I am working on a semi-realtime system using C++. Lots of the design and logic are event based. While looking for some event framework for c++, I found Qt. The signal/slot, state machine in Qt looks very good to my situation. I prefer them much more than boost. Also, the QObject system has a lot of nice features, e.g. QObject Model, moc, parent-child object memory management etc. But I know little about Qt, I have a few questions here.
Giving I am pretty familiar with c++/stl now, is it worth the time to learn Qt? Anyway I will not use its most popular part, UI.
What about the performance of Qt comparing to stl/boost? Since the application is realtime, performance is a key requirement. For example, I have to design the data layout very carefully to maximize the CPU cache utilization. All those features provided by Qt should bring some overhead. How much impact would that be?
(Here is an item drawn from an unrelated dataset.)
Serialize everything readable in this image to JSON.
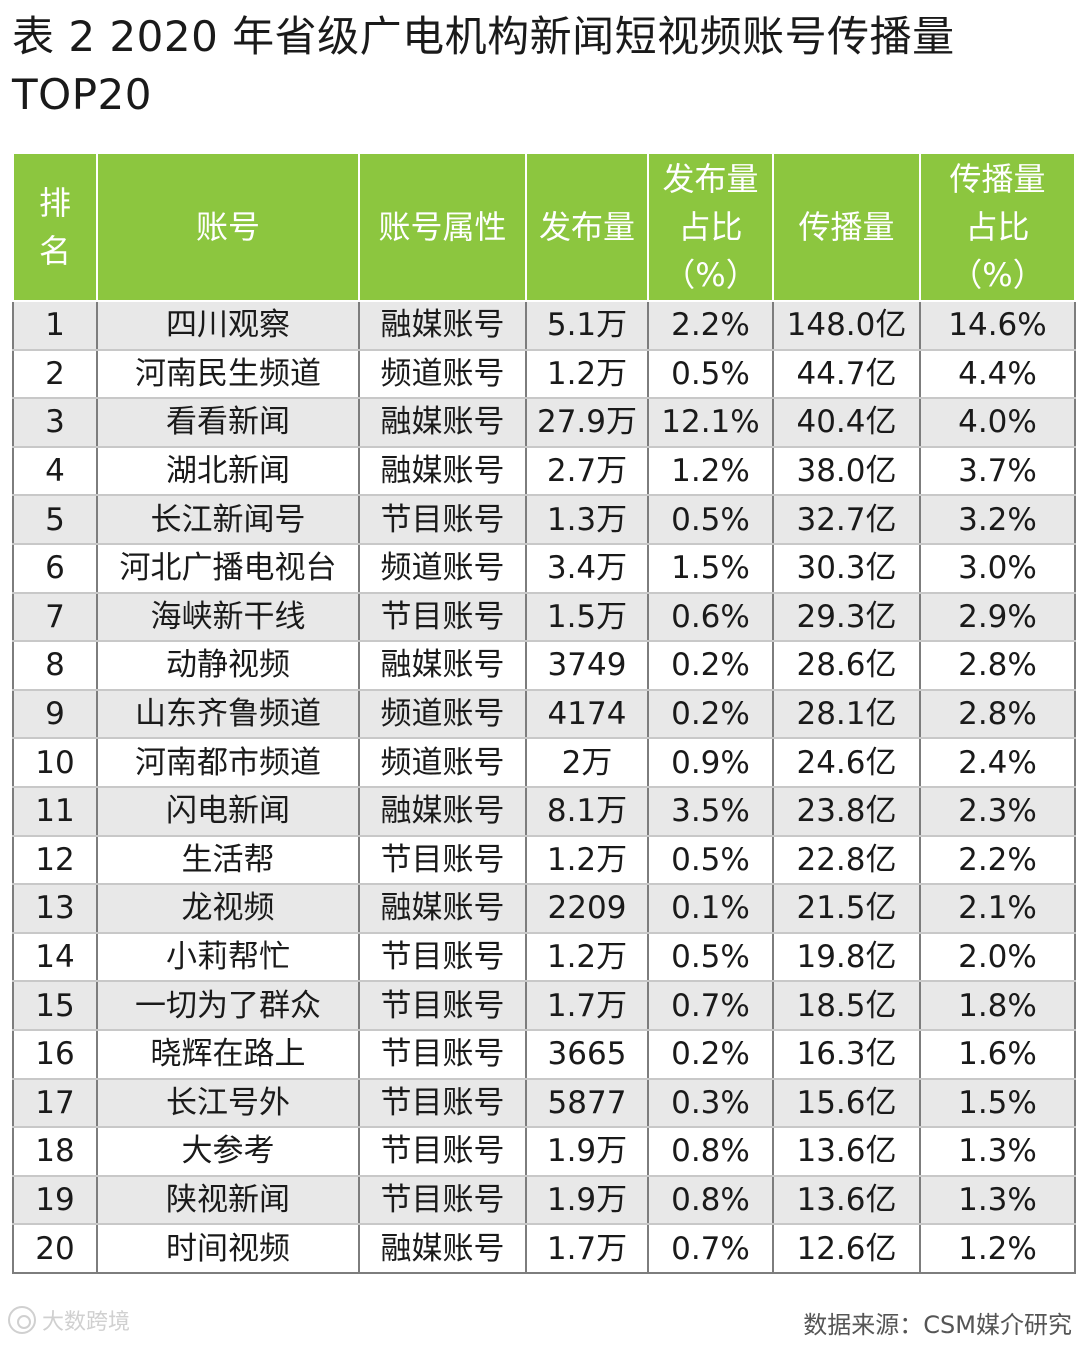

What about multi-threading in Qt development? Can I use stl thread or pthread with Qt objects or I have to use threading provided by Qt? Is it easy to use?
Qt is very worth learning. It will definitely boost up your development speed. And compared to boost framework, Qt has very complete and readable documentation and example codes which will help you to learn rapidly.
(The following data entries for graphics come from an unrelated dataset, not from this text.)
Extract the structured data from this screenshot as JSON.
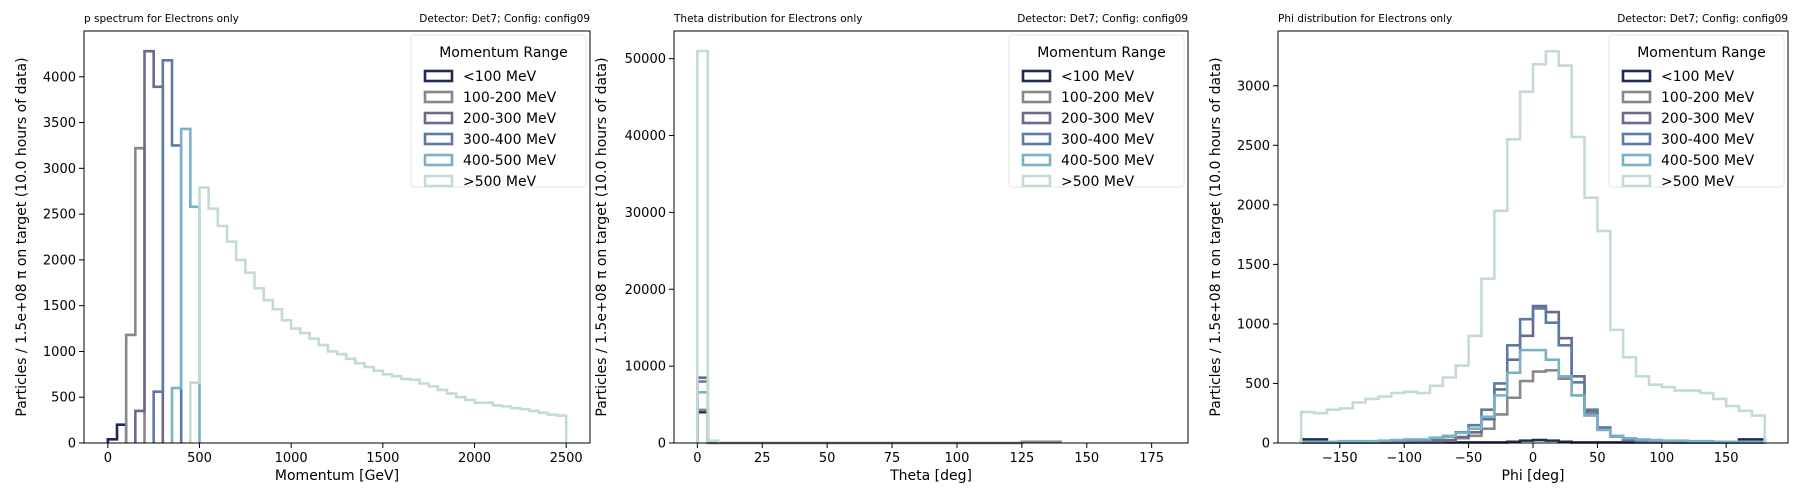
{
  "figure": {
    "background": "#ffffff"
  },
  "legend_title": "Momentum Range",
  "series_colors": [
    "#1f2a55",
    "#87878c",
    "#6c6a8c",
    "#5b7ba6",
    "#7bb1c6",
    "#c3dcd1"
  ],
  "chart_data": [
    {
      "type": "step-histogram",
      "title": "p spectrum for Electrons only",
      "subtitle": "Detector: Det7; Config: config09",
      "xlabel": "Momentum [GeV]",
      "ylabel": "Particles / 1.5e+08 π on target (10.0 hours of data)",
      "xlim": [
        -130,
        2630
      ],
      "ylim": [
        0,
        4500
      ],
      "xticks": [
        0,
        500,
        1000,
        1500,
        2000,
        2500
      ],
      "yticks": [
        0,
        500,
        1000,
        1500,
        2000,
        2500,
        3000,
        3500,
        4000
      ],
      "legend_title": "Momentum Range",
      "legend_position": "top-right",
      "series": [
        {
          "name": "<100 MeV",
          "edges": [
            0,
            50,
            100
          ],
          "values": [
            40,
            200
          ]
        },
        {
          "name": "100-200 MeV",
          "edges": [
            100,
            150,
            200
          ],
          "values": [
            1180,
            3220
          ]
        },
        {
          "name": "200-300 MeV",
          "edges": [
            150,
            200,
            250,
            300
          ],
          "values": [
            350,
            4280,
            3890
          ]
        },
        {
          "name": "300-400 MeV",
          "edges": [
            250,
            300,
            350,
            400
          ],
          "values": [
            560,
            4180,
            3250
          ]
        },
        {
          "name": "400-500 MeV",
          "edges": [
            350,
            400,
            450,
            500
          ],
          "values": [
            600,
            3430,
            2580
          ]
        },
        {
          "name": ">500 MeV",
          "edges": [
            450,
            500,
            550,
            600,
            650,
            700,
            750,
            800,
            850,
            900,
            950,
            1000,
            1050,
            1100,
            1150,
            1200,
            1250,
            1300,
            1350,
            1400,
            1450,
            1500,
            1550,
            1600,
            1650,
            1700,
            1750,
            1800,
            1850,
            1900,
            1950,
            2000,
            2050,
            2100,
            2150,
            2200,
            2250,
            2300,
            2350,
            2400,
            2450,
            2500
          ],
          "values": [
            660,
            2790,
            2560,
            2370,
            2200,
            2000,
            1860,
            1690,
            1560,
            1460,
            1340,
            1250,
            1200,
            1140,
            1070,
            1000,
            970,
            920,
            870,
            830,
            790,
            750,
            730,
            700,
            690,
            650,
            620,
            580,
            540,
            500,
            470,
            440,
            440,
            410,
            400,
            380,
            370,
            350,
            330,
            310,
            300
          ]
        }
      ]
    },
    {
      "type": "step-histogram",
      "title": "Theta distribution for Electrons only",
      "subtitle": "Detector: Det7; Config: config09",
      "xlabel": "Theta [deg]",
      "ylabel": "Particles / 1.5e+08 π on target (10.0 hours of data)",
      "xlim": [
        -9,
        189
      ],
      "ylim": [
        0,
        53600
      ],
      "xticks": [
        0,
        25,
        50,
        75,
        100,
        125,
        150,
        175
      ],
      "yticks": [
        0,
        10000,
        20000,
        30000,
        40000,
        50000
      ],
      "legend_title": "Momentum Range",
      "legend_position": "top-right",
      "series": [
        {
          "name": "<100 MeV",
          "edges": [
            0,
            4
          ],
          "values": [
            4000
          ]
        },
        {
          "name": "100-200 MeV",
          "edges": [
            0,
            4,
            125,
            130,
            135,
            140
          ],
          "values": [
            4300,
            0,
            150,
            150,
            150
          ]
        },
        {
          "name": "200-300 MeV",
          "edges": [
            0,
            4
          ],
          "values": [
            8500
          ]
        },
        {
          "name": "300-400 MeV",
          "edges": [
            0,
            4
          ],
          "values": [
            8000
          ]
        },
        {
          "name": "400-500 MeV",
          "edges": [
            0,
            4
          ],
          "values": [
            6600
          ]
        },
        {
          "name": ">500 MeV",
          "edges": [
            0,
            4,
            8
          ],
          "values": [
            51000,
            300
          ]
        }
      ]
    },
    {
      "type": "step-histogram",
      "title": "Phi distribution for Electrons only",
      "subtitle": "Detector: Det7; Config: config09",
      "xlabel": "Phi [deg]",
      "ylabel": "Particles / 1.5e+08 π on target (10.0 hours of data)",
      "xlim": [
        -198,
        198
      ],
      "ylim": [
        0,
        3460
      ],
      "xticks": [
        -150,
        -100,
        -50,
        0,
        50,
        100,
        150
      ],
      "yticks": [
        0,
        500,
        1000,
        1500,
        2000,
        2500,
        3000
      ],
      "legend_title": "Momentum Range",
      "legend_position": "top-right",
      "series": [
        {
          "name": "<100 MeV",
          "edges": [
            -180,
            -170,
            -160,
            -150,
            -140,
            -130,
            -120,
            -110,
            -100,
            -90,
            -80,
            -70,
            -60,
            -50,
            -40,
            -30,
            -20,
            -10,
            0,
            10,
            20,
            30,
            40,
            50,
            60,
            70,
            80,
            90,
            100,
            110,
            120,
            130,
            140,
            150,
            160,
            170,
            180
          ],
          "values": [
            30,
            30,
            5,
            5,
            5,
            5,
            5,
            5,
            5,
            5,
            5,
            5,
            5,
            5,
            5,
            5,
            10,
            20,
            25,
            20,
            10,
            5,
            5,
            5,
            5,
            5,
            5,
            5,
            5,
            5,
            5,
            5,
            5,
            5,
            30,
            30
          ]
        },
        {
          "name": "100-200 MeV",
          "edges": [
            -180,
            -170,
            -160,
            -150,
            -140,
            -130,
            -120,
            -110,
            -100,
            -90,
            -80,
            -70,
            -60,
            -50,
            -40,
            -30,
            -20,
            -10,
            0,
            10,
            20,
            30,
            40,
            50,
            60,
            70,
            80,
            90,
            100,
            110,
            120,
            130,
            140,
            150,
            160,
            170,
            180
          ],
          "values": [
            5,
            5,
            5,
            5,
            5,
            5,
            5,
            5,
            5,
            10,
            10,
            20,
            40,
            60,
            120,
            240,
            380,
            520,
            600,
            610,
            540,
            400,
            250,
            130,
            60,
            25,
            15,
            10,
            10,
            5,
            5,
            5,
            5,
            5,
            5,
            5
          ]
        },
        {
          "name": "200-300 MeV",
          "edges": [
            -180,
            -170,
            -160,
            -150,
            -140,
            -130,
            -120,
            -110,
            -100,
            -90,
            -80,
            -70,
            -60,
            -50,
            -40,
            -30,
            -20,
            -10,
            0,
            10,
            20,
            30,
            40,
            50,
            60,
            70,
            80,
            90,
            100,
            110,
            120,
            130,
            140,
            150,
            160,
            170,
            180
          ],
          "values": [
            5,
            5,
            5,
            5,
            5,
            5,
            5,
            5,
            5,
            10,
            15,
            25,
            50,
            90,
            200,
            450,
            700,
            900,
            1150,
            1100,
            880,
            560,
            270,
            120,
            55,
            25,
            15,
            10,
            10,
            5,
            5,
            5,
            5,
            5,
            5,
            5
          ]
        },
        {
          "name": "300-400 MeV",
          "edges": [
            -180,
            -170,
            -160,
            -150,
            -140,
            -130,
            -120,
            -110,
            -100,
            -90,
            -80,
            -70,
            -60,
            -50,
            -40,
            -30,
            -20,
            -10,
            0,
            10,
            20,
            30,
            40,
            50,
            60,
            70,
            80,
            90,
            100,
            110,
            120,
            130,
            140,
            150,
            160,
            170,
            180
          ],
          "values": [
            5,
            5,
            5,
            5,
            5,
            10,
            10,
            15,
            20,
            25,
            35,
            55,
            90,
            150,
            280,
            500,
            820,
            1040,
            1130,
            1010,
            820,
            510,
            280,
            130,
            60,
            30,
            20,
            15,
            10,
            10,
            5,
            5,
            5,
            5,
            5,
            5
          ]
        },
        {
          "name": "400-500 MeV",
          "edges": [
            -180,
            -170,
            -160,
            -150,
            -140,
            -130,
            -120,
            -110,
            -100,
            -90,
            -80,
            -70,
            -60,
            -50,
            -40,
            -30,
            -20,
            -10,
            0,
            10,
            20,
            30,
            40,
            50,
            60,
            70,
            80,
            90,
            100,
            110,
            120,
            130,
            140,
            150,
            160,
            170,
            180
          ],
          "values": [
            10,
            10,
            10,
            15,
            15,
            15,
            20,
            25,
            30,
            30,
            45,
            60,
            85,
            120,
            220,
            400,
            590,
            780,
            780,
            700,
            560,
            400,
            230,
            110,
            60,
            40,
            30,
            25,
            20,
            20,
            15,
            15,
            10,
            10,
            10,
            10
          ]
        },
        {
          "name": ">500 MeV",
          "edges": [
            -180,
            -170,
            -160,
            -150,
            -140,
            -130,
            -120,
            -110,
            -100,
            -90,
            -80,
            -70,
            -60,
            -50,
            -40,
            -30,
            -20,
            -10,
            0,
            10,
            20,
            30,
            40,
            50,
            60,
            70,
            80,
            90,
            100,
            110,
            120,
            130,
            140,
            150,
            160,
            170,
            180
          ],
          "values": [
            260,
            250,
            280,
            290,
            340,
            370,
            390,
            420,
            430,
            420,
            480,
            550,
            650,
            900,
            1380,
            1950,
            2550,
            2950,
            3180,
            3290,
            3170,
            2570,
            2060,
            1780,
            950,
            720,
            560,
            490,
            470,
            440,
            440,
            420,
            370,
            310,
            270,
            230
          ]
        }
      ]
    }
  ]
}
I assume you're comparing the performance of the collections implementation. You can refer to this: http://blog.codeimproved.net/2009/12/qtl-or-stl/. Since Qt is more concerned about development experience, some of it's functions may have some performance drop compared to stl/boost. But if there's any major performance hit, you can always switch back to stl without pain.
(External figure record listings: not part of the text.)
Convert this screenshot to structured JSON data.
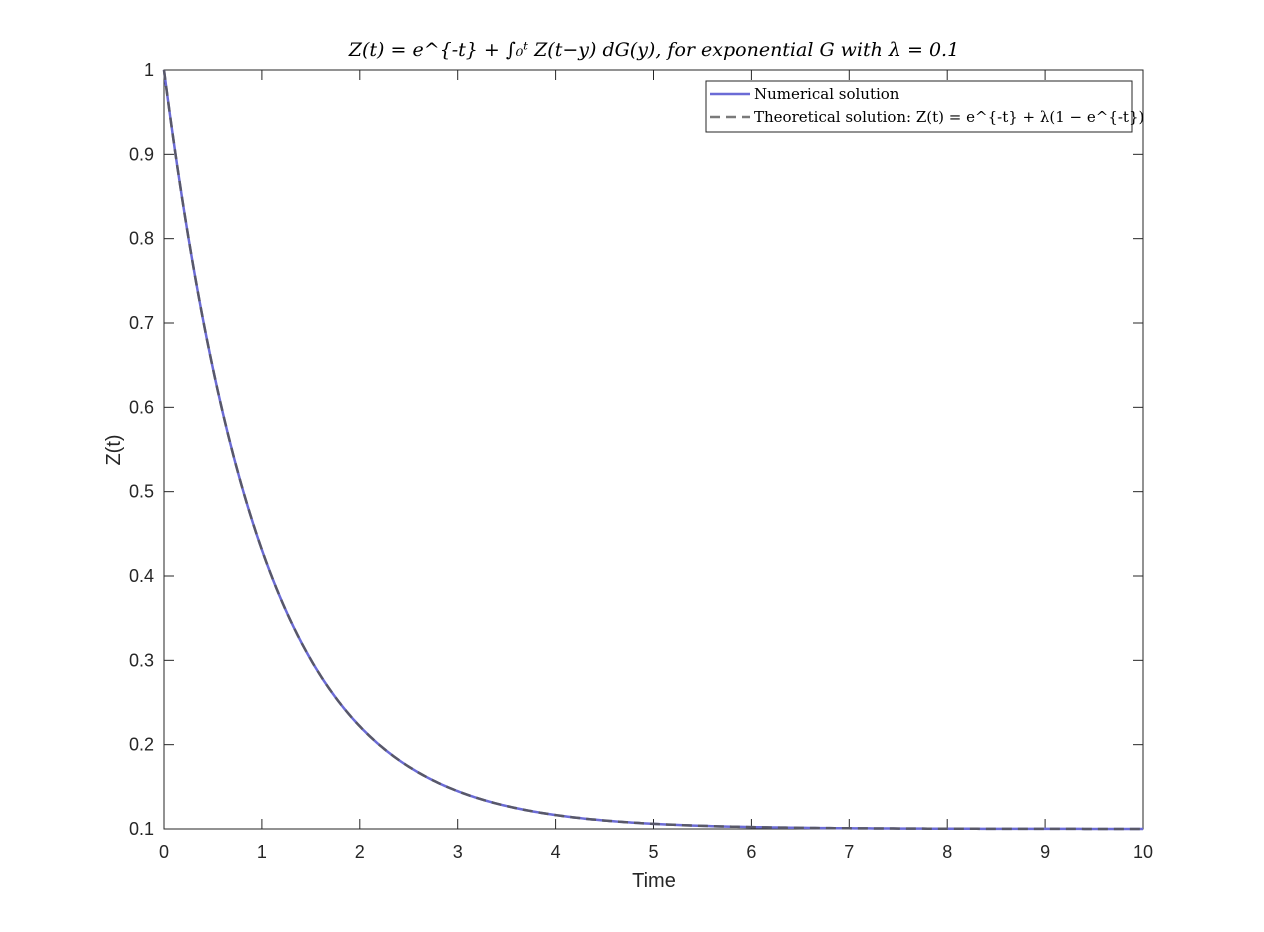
{
  "chart_data": {
    "type": "line",
    "title": "Z(t) = e^{-t} + ∫₀ᵗ Z(t−y) dG(y), for exponential G with λ = 0.1",
    "xlabel": "Time",
    "ylabel": "Z(t)",
    "xlim": [
      0,
      10
    ],
    "ylim": [
      0.1,
      1
    ],
    "x_ticks": [
      "0",
      "1",
      "2",
      "3",
      "4",
      "5",
      "6",
      "7",
      "8",
      "9",
      "10"
    ],
    "y_ticks": [
      "0.1",
      "0.2",
      "0.3",
      "0.4",
      "0.5",
      "0.6",
      "0.7",
      "0.8",
      "0.9",
      "1"
    ],
    "legend_position": "top-right",
    "lambda": 0.1,
    "series": [
      {
        "name": "Numerical solution",
        "style": "solid",
        "color": "#6b6bd6",
        "x": [
          0,
          0.25,
          0.5,
          0.75,
          1,
          1.25,
          1.5,
          1.75,
          2,
          2.5,
          3,
          3.5,
          4,
          4.5,
          5,
          6,
          7,
          8,
          9,
          10
        ],
        "y": [
          1.0,
          0.8009,
          0.6459,
          0.5251,
          0.4311,
          0.3578,
          0.3008,
          0.2564,
          0.2218,
          0.1722,
          0.1448,
          0.1272,
          0.1165,
          0.11,
          0.1061,
          0.1022,
          0.1008,
          0.1003,
          0.1001,
          0.1
        ]
      },
      {
        "name": "Theoretical solution: Z(t) = e^{-t} + λ(1 − e^{-t})",
        "style": "dashed",
        "color": "#555555",
        "x": [
          0,
          0.25,
          0.5,
          0.75,
          1,
          1.25,
          1.5,
          1.75,
          2,
          2.5,
          3,
          3.5,
          4,
          4.5,
          5,
          6,
          7,
          8,
          9,
          10
        ],
        "y": [
          1.0,
          0.8009,
          0.6459,
          0.5251,
          0.4311,
          0.3578,
          0.3008,
          0.2564,
          0.2218,
          0.1722,
          0.1448,
          0.1272,
          0.1165,
          0.11,
          0.1061,
          0.1022,
          0.1008,
          0.1003,
          0.1001,
          0.1
        ]
      }
    ]
  }
}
QThreads are built upon pthreads, while providing an OO abstraction. I suggest you to use QThread if you are working with Qt Objects. It's definitely easy to use, since development with ease is the design theory of Qt.
Another benefit of Qt is that it provides the guarantee that on every platform that supports Qt, the underlying implementation are identical, while some platform only provide incomplete or varying STL support or even no STL support at all. Qt is always more predictable, since it's managed by a single organization.